In the past, the perception among many people was that branches ought to be cut as close to the tree trunk as possible. This is not the correct way. Each branch has what's referred to as a collar--a raised bump where the trunk interconnects with the branch. The branch collar contains specialized cells that help wounds heal much faster once a branch is cut. Basically, the specialized cells grow fairly quick around the wound, closing it as soon as possible.
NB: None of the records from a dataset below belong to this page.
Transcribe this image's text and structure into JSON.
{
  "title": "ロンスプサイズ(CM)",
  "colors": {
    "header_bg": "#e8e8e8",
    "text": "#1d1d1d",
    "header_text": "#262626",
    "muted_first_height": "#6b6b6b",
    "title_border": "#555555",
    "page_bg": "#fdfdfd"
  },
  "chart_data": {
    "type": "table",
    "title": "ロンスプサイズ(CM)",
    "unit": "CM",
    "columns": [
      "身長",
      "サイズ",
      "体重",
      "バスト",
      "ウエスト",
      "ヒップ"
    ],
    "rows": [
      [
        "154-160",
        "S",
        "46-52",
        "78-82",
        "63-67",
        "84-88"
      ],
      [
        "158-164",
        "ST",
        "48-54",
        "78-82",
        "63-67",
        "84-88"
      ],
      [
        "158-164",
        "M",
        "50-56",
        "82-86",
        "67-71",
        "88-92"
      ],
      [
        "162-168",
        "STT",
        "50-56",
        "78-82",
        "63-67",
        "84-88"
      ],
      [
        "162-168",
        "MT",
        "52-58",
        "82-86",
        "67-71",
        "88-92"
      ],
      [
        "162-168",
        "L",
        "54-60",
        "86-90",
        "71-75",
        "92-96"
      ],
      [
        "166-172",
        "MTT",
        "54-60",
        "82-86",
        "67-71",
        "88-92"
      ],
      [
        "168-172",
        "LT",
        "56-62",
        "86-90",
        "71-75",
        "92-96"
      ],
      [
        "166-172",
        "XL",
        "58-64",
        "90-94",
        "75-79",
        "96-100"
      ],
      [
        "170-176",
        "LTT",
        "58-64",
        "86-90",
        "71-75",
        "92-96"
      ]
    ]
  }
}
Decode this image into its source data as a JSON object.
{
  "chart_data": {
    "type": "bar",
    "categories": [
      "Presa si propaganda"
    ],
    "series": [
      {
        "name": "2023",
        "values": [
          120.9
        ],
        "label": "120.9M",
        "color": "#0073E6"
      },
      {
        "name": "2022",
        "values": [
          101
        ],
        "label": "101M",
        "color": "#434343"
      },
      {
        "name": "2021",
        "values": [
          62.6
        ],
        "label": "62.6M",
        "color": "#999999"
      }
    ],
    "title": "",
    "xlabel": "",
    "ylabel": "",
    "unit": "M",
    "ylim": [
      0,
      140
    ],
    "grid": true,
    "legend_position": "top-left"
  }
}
Therefore, when you get as close to the trunk as possible when cutting the side branches, you're more likely to cut the collar together with the branch, which may cause great disaster. Because the branch collar is tasked with creating a scar tissue over open wounds, the cut tree is likely to experience a difficult time recovering. Consequently, disease, insects and pets will enter the trunk, causing damage to the tree and its eventual death. When you notice seeping wounds, or rotten hollows in tree trunks, you're witnessing the consequence of chopping off the branch collar.

Cutting at the right spot

It's imperative that you know the ideal spot to cut when chopping off branches in order to preserve the health of the trunk. Normally, the branch collar features a series of wrinkles that act as the tree's initial line of defense against the entry of microorganisms. The final cut ought to be made simply outside these wrinkles. The surgical cut should be performed square to the width of the stem. In effect, this creates the least theoretical wound. In contrast, if you make a diagonal surgical cut, it results in a larger, oval, sloping wound, which is difficult to heal. In situations where the branch collar isn't visible, you can approximate where to cut off the branch according to where a normal branch collar might be.

If you don't feel comfortable handling this task on your own, contact a local tree lopping service.